Significant sex differences were detected in baseline (sham control group) iron uptake between Tf and Fth1. Female mice took up significantly more iron bound to Tf than to Fth1, while there was no statistically significant difference in iron uptake by either delivery protein in males. There was an increased proportion of Tf-bound iron released into the brain in females relative to males, indicating that iron was more rapidly released to the brain. The differences in baseline uptake would suggest differences in iron levels in the brain but studies have shown there is little to no difference in total brain iron levels between males and females35,36. These studies, however, largely fail to examine the process of iron accumulation. Brain iron accumulation was addressed by Duck et al., who showed that 24 hours after injecting mice with 59Fe-Tf, males and females had the same amount of iron uptake; however, after five days post injection, females took up significantly more 59Fe than males20. Combined with our data presented herein, these findings indicates that females have more iron uptake over time than males.
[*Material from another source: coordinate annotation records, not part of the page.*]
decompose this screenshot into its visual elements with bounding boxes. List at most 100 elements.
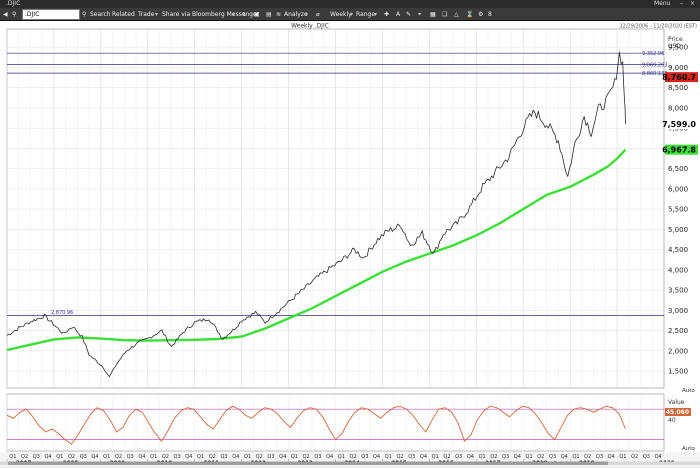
share-dropdown-icon[interactable]: ▾ xyxy=(232,11,236,18)
x-tick-quarter: Q1 xyxy=(572,454,579,460)
hourglass-icon[interactable]: ⌛ xyxy=(466,11,474,18)
x-tick-quarter: Q3 xyxy=(455,454,462,460)
x-tick-quarter: Q3 xyxy=(127,454,134,460)
back-arrow-icon[interactable]: ◀ xyxy=(3,11,8,18)
search-small-icon[interactable]: ⚲ xyxy=(12,11,17,18)
analyze-icon[interactable]: ≋ xyxy=(276,11,282,18)
y-tick-label: 1,500 xyxy=(668,368,688,376)
y-tick-label: 4,000 xyxy=(668,266,688,274)
close-icon[interactable]: × xyxy=(690,0,696,7)
y-tick-label: 2,500 xyxy=(668,327,688,335)
x-tick-quarter: Q1 xyxy=(9,454,16,460)
x-tick-quarter: Q2 xyxy=(209,454,216,460)
chart-type-icon[interactable]: ⌀ xyxy=(316,11,320,18)
x-tick-quarter: Q1 xyxy=(150,454,157,460)
print-icon[interactable]: ▤ xyxy=(266,11,272,18)
search-button[interactable]: Search xyxy=(90,11,111,18)
y-tick-label: 2,000 xyxy=(668,347,688,355)
symbol-input[interactable]: .DJIC xyxy=(22,9,80,20)
reference-line-label: 9,352.06 xyxy=(642,51,664,57)
indicator-line xyxy=(6,405,626,445)
indicator-title: Value xyxy=(668,399,685,406)
period-dropdown-icon[interactable]: ▾ xyxy=(350,11,354,18)
indicator-value-bg xyxy=(665,408,691,416)
draw-tool-icon[interactable]: ✎ xyxy=(406,11,412,18)
x-tick-quarter: Q4 xyxy=(185,454,192,460)
x-tick-quarter: Q3 xyxy=(408,454,415,460)
calendar-icon[interactable]: ▦ xyxy=(430,11,436,18)
x-tick-quarter: Q2 xyxy=(68,454,75,460)
x-tick-quarter: Q3 xyxy=(314,454,321,460)
range-dropdown-icon[interactable]: ▾ xyxy=(374,11,378,18)
x-tick-quarter: Q1 xyxy=(526,454,533,460)
auto-scale-button[interactable]: Auto xyxy=(682,388,695,394)
x-tick-quarter: Q4 xyxy=(420,454,427,460)
crosshair-icon[interactable]: ✚ xyxy=(384,11,390,18)
refresh-icon[interactable]: ↻ xyxy=(242,11,248,18)
indicator-auto-button[interactable]: Auto xyxy=(682,446,695,452)
menu-button[interactable]: Menu xyxy=(654,0,671,7)
x-tick-quarter: Q2 xyxy=(21,454,28,460)
indicator-value-label: 45.060 xyxy=(666,409,689,416)
x-tick-quarter: Q3 xyxy=(643,454,650,460)
x-tick-quarter: Q2 xyxy=(115,454,122,460)
analyze-dropdown-icon[interactable]: ▾ xyxy=(305,11,309,18)
toolbar-counter: 8 xyxy=(488,11,492,18)
moving-average-line xyxy=(6,148,627,352)
x-tick-quarter: Q4 xyxy=(561,454,568,460)
period-dropdown[interactable]: Weekly xyxy=(330,11,352,18)
x-tick-quarter: Q4 xyxy=(326,454,333,460)
y-tick-label: 3,000 xyxy=(668,307,688,315)
trade-button[interactable]: Trade xyxy=(138,11,155,18)
x-tick-quarter: Q4 xyxy=(514,454,521,460)
toolbar: ◀ ⚲ .DJIC ⚲ Search Related Trade ▾ Share… xyxy=(0,8,700,21)
search-icon[interactable]: ⚲ xyxy=(82,11,87,18)
zoom-icon[interactable]: ⌖ xyxy=(418,11,422,18)
settings-icon[interactable]: ⚙ xyxy=(478,11,484,18)
y-tick-label: 8,500 xyxy=(668,84,688,92)
scrollbar-thumb[interactable] xyxy=(8,461,608,466)
x-tick-quarter: Q2 xyxy=(350,454,357,460)
prev-price-tag: 8,760.7 xyxy=(662,73,696,82)
x-tick-quarter: Q2 xyxy=(584,454,591,460)
minimize-icon[interactable]: – xyxy=(680,0,683,7)
x-tick-quarter: Q4 xyxy=(608,454,615,460)
y-tick-label: 3,500 xyxy=(668,287,688,295)
y-tick-label: 9,500 xyxy=(668,44,688,52)
date-range: 12/29/2006 - 11/20/2020 (EST) xyxy=(620,24,698,30)
x-tick-quarter: Q3 xyxy=(549,454,556,460)
last-price-tag: 7,599.0 xyxy=(662,120,696,129)
analyze-button[interactable]: Analyze xyxy=(284,11,308,18)
x-tick-quarter: Q1 xyxy=(479,454,486,460)
share-button[interactable]: Share via Bloomberg Messenger xyxy=(162,11,260,18)
x-tick-quarter: Q1 xyxy=(244,454,251,460)
x-tick-quarter: Q2 xyxy=(162,454,169,460)
chart-title: Weekly .DJIC xyxy=(291,23,329,30)
folder-icon[interactable]: ▣ xyxy=(254,11,260,18)
x-tick-quarter: Q1 xyxy=(338,454,345,460)
x-tick-quarter: Q2 xyxy=(396,454,403,460)
price-chart[interactable]: 1,500 2,000 2,500 3,000 3,500 4,000 4,500 5,000… xyxy=(0,21,700,467)
x-tick-quarter: Q4 xyxy=(138,454,145,460)
x-tick-quarter: Q2 xyxy=(631,454,638,460)
y-tick-label: 5,500 xyxy=(668,206,688,214)
prev-price-tag-bg xyxy=(665,72,698,83)
x-tick-quarter: Q4 xyxy=(279,454,286,460)
range-dropdown[interactable]: Range xyxy=(356,11,376,18)
moving-average-tag: 6,967.8 xyxy=(662,146,696,155)
trade-dropdown-icon[interactable]: ▾ xyxy=(155,11,159,18)
x-tick-quarter: Q1 xyxy=(197,454,204,460)
x-tick-quarter: Q3 xyxy=(80,454,87,460)
text-tool-icon[interactable]: A xyxy=(396,11,401,18)
reference-line-label: 9,069.203 xyxy=(642,63,667,69)
x-tick-quarter: Q3 xyxy=(267,454,274,460)
indicator-tick-label: 40 xyxy=(668,417,676,424)
related-button[interactable]: Related xyxy=(112,11,135,18)
y-tick-label: 4,500 xyxy=(668,246,688,254)
bell-icon[interactable]: △ xyxy=(454,11,459,18)
x-tick-quarter: Q1 xyxy=(56,454,63,460)
copy-icon[interactable]: ❏ xyxy=(442,11,448,18)
last-price-tag-bg xyxy=(665,119,698,130)
y-tick-label: 6,500 xyxy=(668,165,688,173)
More iron accumulation by females compared to males would be consistent with increased in myelin turnover37 and dopamine synthesis38,39 reported in females; both processes are dependent on iron as a co-factor40,41. The constant utilization of iron for these metabolic processes likely leads to an increased requirement of iron uptake into the brain which seems to be predominantly met by regulation of Fth1. This idea is also consistent with the lack of Tf delivered iron response by females to the infusion of apo- and holo-Tf. Future studies to decipher how differences in metabolic needs impact female brain iron uptake are needed.
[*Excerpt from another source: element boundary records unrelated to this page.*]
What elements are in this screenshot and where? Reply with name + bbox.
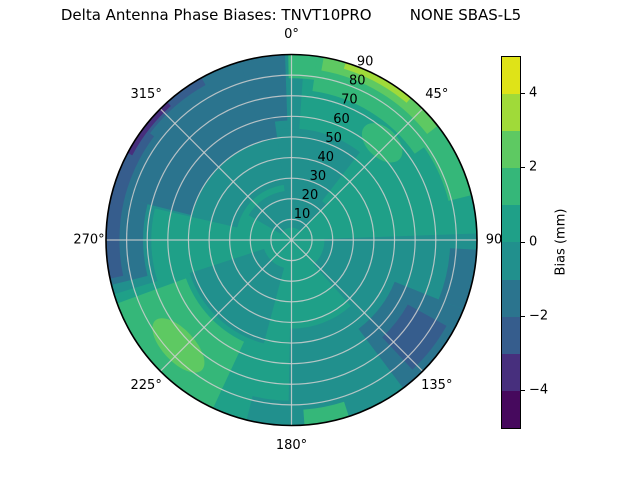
colorbar-band — [502, 205, 520, 243]
angular-tick-label: 270° — [73, 233, 104, 248]
angular-tick-label: 315° — [131, 87, 162, 102]
colorbar-band — [502, 390, 520, 428]
radial-tick-label: 40 — [317, 150, 334, 165]
radial-tick-label: 90 — [357, 55, 374, 70]
contour-band — [343, 62, 411, 103]
colorbar-band — [502, 57, 520, 95]
contour-band — [438, 248, 477, 310]
colorbar-axis-label: Bias (mm) — [553, 208, 569, 276]
colorbar-tick — [520, 93, 525, 95]
contour-band — [321, 57, 438, 135]
radial-tick-label: 30 — [310, 169, 327, 184]
radial-tick-label: 10 — [294, 207, 311, 222]
colorbar — [501, 56, 521, 429]
colorbar-tick-label: 4 — [529, 85, 538, 101]
contour-band — [189, 248, 285, 344]
angular-tick-label: 180° — [276, 438, 307, 453]
colorbar-tick-label: −4 — [529, 382, 549, 398]
angular-tick-label: 135° — [421, 378, 452, 393]
radial-tick-label: 50 — [325, 131, 342, 146]
colorbar-band — [502, 242, 520, 280]
contour-band — [111, 56, 278, 216]
colorbar-band — [502, 316, 520, 354]
colorbar-band — [502, 131, 520, 169]
contour-band — [246, 395, 305, 426]
colorbar-tick — [520, 167, 525, 169]
contour-band — [288, 305, 416, 426]
colorbar-band — [502, 168, 520, 206]
contour-band — [240, 54, 288, 126]
angular-tick-label: 0° — [284, 27, 299, 42]
colorbar-band — [502, 279, 520, 317]
contour-band — [361, 123, 403, 163]
angular-tick-label: 45° — [425, 87, 448, 102]
grid-spoke — [159, 239, 292, 372]
colorbar-tick — [520, 315, 525, 317]
chart-title: Delta Antenna Phase Biases: TNVT10PRO NO… — [60, 6, 522, 24]
grid-spoke — [291, 108, 424, 241]
radial-tick-label: 70 — [341, 93, 358, 108]
angular-tick-label: 225° — [131, 378, 162, 393]
radial-tick-label: 60 — [333, 112, 350, 127]
contour-band — [312, 56, 444, 154]
contour-band — [152, 318, 205, 373]
contour-band — [127, 102, 171, 156]
grid-spoke — [291, 239, 424, 372]
colorbar-tick — [520, 389, 525, 391]
radial-tick-label: 20 — [302, 188, 319, 203]
contour-band — [143, 77, 206, 134]
colorbar-tick — [520, 241, 525, 243]
radial-tick-label: 80 — [349, 74, 366, 89]
contour-band — [106, 128, 155, 279]
contour-band — [276, 128, 361, 203]
polar-outline — [105, 53, 478, 427]
colorbar-tick-label: 0 — [529, 234, 538, 249]
colorbar-band — [502, 353, 520, 391]
contour-band — [382, 304, 447, 370]
colorbar-tick-label: 2 — [529, 159, 538, 175]
angular-tick-label: 90 — [486, 233, 503, 248]
grid-spoke — [159, 108, 292, 241]
colorbar-band — [502, 94, 520, 132]
colorbar-tick-label: −2 — [529, 308, 549, 324]
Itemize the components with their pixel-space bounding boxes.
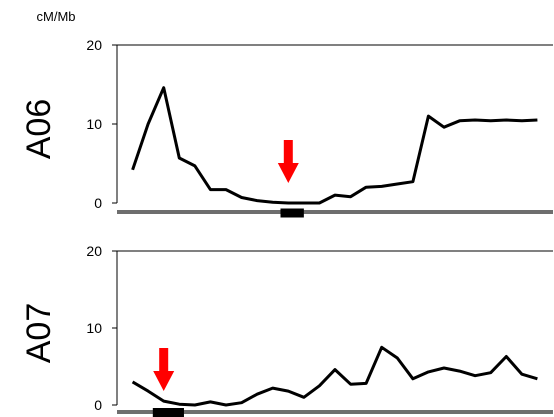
chromosome-bar xyxy=(117,210,553,214)
chromosome-label: A06 xyxy=(20,99,58,160)
panel-a06: 0 10 20 cM/Mb A06 xyxy=(20,9,553,218)
panel-a07: 0 10 20 A07 xyxy=(20,243,553,417)
locus-arrow-icon xyxy=(153,348,175,391)
y-tick-label: 20 xyxy=(86,37,102,53)
y-tick-label: 20 xyxy=(86,243,102,259)
recombination-rate-line xyxy=(131,86,538,205)
y-tick-label: 0 xyxy=(94,195,102,211)
chromosome-label: A07 xyxy=(20,303,58,364)
y-tick-label: 10 xyxy=(86,116,102,132)
y-tick-label: 0 xyxy=(94,397,102,413)
locus-marker xyxy=(152,408,184,417)
y-axis-unit: cM/Mb xyxy=(37,9,76,24)
locus-arrow-icon xyxy=(277,140,299,183)
locus-marker xyxy=(280,208,304,218)
chromosome-bar xyxy=(117,410,553,414)
recombination-rate-line xyxy=(131,345,538,407)
y-tick-label: 10 xyxy=(86,320,102,336)
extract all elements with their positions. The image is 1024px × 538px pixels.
In conclusion, this study is the first demonstration of in vivo regulation of brain iron uptake into MVs and subsequent release into the brain by apo- and holo-Tf. Moreover, we have identified striking sex differences in the baseline uptake and regulation of iron uptake for both Tf and Fth1. Understanding the sex differences and differences in Tf versus Fth1 delivered iron is crucial for clinical translation of these studies for the treatment of brain iron dysregulation and use for drug delivery efforts.